Okay what is the actual answer
My apologies for the previous incorrect responses. Let's solve the expression correctly.
To solve the expression (-3/5) × (5/16) × (7/12) ÷ (-3/16) × (-5/7), we can simplify each fraction step by step:
(-3/5) × (5/16) × (7/12) ÷ (-3/16) × (-5/7)
First, let's simplify the fractions:
(-3/5) × (5/16) = -15/80
(7/12) ÷ (-3/16) = (7/12) × (-16/3) = -112/36
(-3/16) × (-5/7) = 15/112
Now, multiplying the simplified fractions together:
(-15/80) × (-112/36) × (15/112)
Multiplying the numerators and denominators:
((-15) × (-112) × 15) / (80 × 36 × 112)
Simplifying further:
(-25200) / (3225600) = -1/128
Therefore, (-3/5) × (5/16) × (7/12) ÷ (-3/16) × (-5/7) simplifies to -1/128.
Nope
I apologize for the repeated mistakes.
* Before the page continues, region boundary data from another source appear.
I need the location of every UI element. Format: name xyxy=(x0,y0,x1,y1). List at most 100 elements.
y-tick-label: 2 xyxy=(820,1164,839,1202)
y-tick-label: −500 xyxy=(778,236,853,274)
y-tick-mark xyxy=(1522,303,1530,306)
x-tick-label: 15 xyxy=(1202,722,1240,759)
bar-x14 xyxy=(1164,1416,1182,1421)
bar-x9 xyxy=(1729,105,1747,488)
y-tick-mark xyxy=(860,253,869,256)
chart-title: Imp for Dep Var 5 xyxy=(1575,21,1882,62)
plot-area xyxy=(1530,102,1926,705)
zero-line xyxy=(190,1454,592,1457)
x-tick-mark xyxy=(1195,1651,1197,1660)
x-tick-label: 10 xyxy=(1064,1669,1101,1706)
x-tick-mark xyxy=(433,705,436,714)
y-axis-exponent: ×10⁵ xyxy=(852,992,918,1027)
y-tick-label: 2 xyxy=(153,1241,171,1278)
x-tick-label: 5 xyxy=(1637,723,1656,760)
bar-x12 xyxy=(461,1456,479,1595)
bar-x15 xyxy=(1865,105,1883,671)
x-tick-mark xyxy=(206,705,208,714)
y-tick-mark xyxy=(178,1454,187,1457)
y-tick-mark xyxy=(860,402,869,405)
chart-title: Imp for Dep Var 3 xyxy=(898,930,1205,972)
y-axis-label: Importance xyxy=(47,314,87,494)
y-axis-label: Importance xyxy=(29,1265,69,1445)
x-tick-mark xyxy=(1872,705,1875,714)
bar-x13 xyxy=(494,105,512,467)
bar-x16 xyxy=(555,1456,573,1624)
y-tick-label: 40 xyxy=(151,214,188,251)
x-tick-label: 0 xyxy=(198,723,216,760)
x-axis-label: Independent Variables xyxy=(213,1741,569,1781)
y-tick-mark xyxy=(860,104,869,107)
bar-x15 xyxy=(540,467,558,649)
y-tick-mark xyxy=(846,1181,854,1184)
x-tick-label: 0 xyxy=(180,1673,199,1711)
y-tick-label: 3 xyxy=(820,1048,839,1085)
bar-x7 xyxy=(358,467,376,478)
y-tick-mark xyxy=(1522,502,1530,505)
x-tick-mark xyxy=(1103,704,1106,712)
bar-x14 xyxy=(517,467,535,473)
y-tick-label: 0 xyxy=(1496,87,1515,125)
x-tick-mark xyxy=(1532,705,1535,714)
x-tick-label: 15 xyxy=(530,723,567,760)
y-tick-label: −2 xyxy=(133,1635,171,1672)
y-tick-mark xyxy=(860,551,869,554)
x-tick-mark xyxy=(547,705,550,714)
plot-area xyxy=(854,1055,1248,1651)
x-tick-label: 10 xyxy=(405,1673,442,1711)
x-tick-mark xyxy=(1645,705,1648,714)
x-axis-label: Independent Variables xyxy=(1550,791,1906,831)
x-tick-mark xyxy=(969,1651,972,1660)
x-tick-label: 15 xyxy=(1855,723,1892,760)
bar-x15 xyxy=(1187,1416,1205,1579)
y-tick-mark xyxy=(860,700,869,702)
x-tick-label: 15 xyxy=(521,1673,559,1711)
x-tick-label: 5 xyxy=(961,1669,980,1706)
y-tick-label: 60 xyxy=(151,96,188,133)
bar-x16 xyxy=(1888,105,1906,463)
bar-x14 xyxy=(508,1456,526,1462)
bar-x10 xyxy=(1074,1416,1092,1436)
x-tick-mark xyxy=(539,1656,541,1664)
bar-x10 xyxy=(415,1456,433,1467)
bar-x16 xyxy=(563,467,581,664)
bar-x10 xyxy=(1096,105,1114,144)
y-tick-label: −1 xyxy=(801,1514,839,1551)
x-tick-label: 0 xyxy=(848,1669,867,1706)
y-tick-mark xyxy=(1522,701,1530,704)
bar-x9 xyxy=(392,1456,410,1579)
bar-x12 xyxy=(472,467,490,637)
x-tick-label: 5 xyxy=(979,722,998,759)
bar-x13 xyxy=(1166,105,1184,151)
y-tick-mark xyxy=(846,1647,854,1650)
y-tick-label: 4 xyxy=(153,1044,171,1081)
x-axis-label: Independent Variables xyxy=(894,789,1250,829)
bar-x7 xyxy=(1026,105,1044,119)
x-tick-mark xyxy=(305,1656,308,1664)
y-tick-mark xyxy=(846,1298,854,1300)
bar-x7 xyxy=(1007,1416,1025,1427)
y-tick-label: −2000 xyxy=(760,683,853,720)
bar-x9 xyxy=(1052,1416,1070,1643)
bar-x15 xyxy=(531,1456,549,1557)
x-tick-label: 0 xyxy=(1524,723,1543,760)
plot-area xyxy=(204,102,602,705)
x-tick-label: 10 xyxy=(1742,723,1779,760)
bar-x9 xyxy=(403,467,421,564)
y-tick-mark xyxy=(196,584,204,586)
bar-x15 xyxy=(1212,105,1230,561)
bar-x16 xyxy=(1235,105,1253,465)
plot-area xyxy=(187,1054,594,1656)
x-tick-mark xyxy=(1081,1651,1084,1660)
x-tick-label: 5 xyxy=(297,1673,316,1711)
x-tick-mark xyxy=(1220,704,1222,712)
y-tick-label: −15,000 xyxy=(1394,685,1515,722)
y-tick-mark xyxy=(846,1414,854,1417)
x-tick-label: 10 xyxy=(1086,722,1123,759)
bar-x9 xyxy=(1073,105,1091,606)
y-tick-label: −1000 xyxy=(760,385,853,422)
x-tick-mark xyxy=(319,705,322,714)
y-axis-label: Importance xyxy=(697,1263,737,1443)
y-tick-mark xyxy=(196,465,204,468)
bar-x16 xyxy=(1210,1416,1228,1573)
Let's solve the expression again correctly:
To solve the expression (-3/5) × (5/16) × (7/12) ÷ (-3/16) × (-5/7), we can simplify each fraction individually:
(-3/5) × (5/16) × (7/12) ÷ (-3/16) × (-5/7)
(-3/5) × (5/16) = -15/80
(7/12) ÷ (-3/16) = (7/12) × (-16/3) = -112/36
(-3/16) × (-5/7) = 15/112
Now, let's multiply the simplified fractions together:
(-15/80) × (-112/36) × (15/112)
To multiply fractions, we can multiply the numerators together and multiply the denominators together:
((-15) × (-112) × 15) / (80 × 36 × 112)
Simplifying further:
(25200) / (3225600)
Now, let's simplify this fraction by dividing the numerator and denominator by their greatest common divisor (GCD):
GCD of 25200 and 3225600 is 2400
(25200 ÷ 2400) / (3225600 ÷ 2400)
= 10/1344
Therefore, (-3/5) × (5/16) × (7/12) ÷ (-3/16) × (-5/7) simplifies to 10/1344.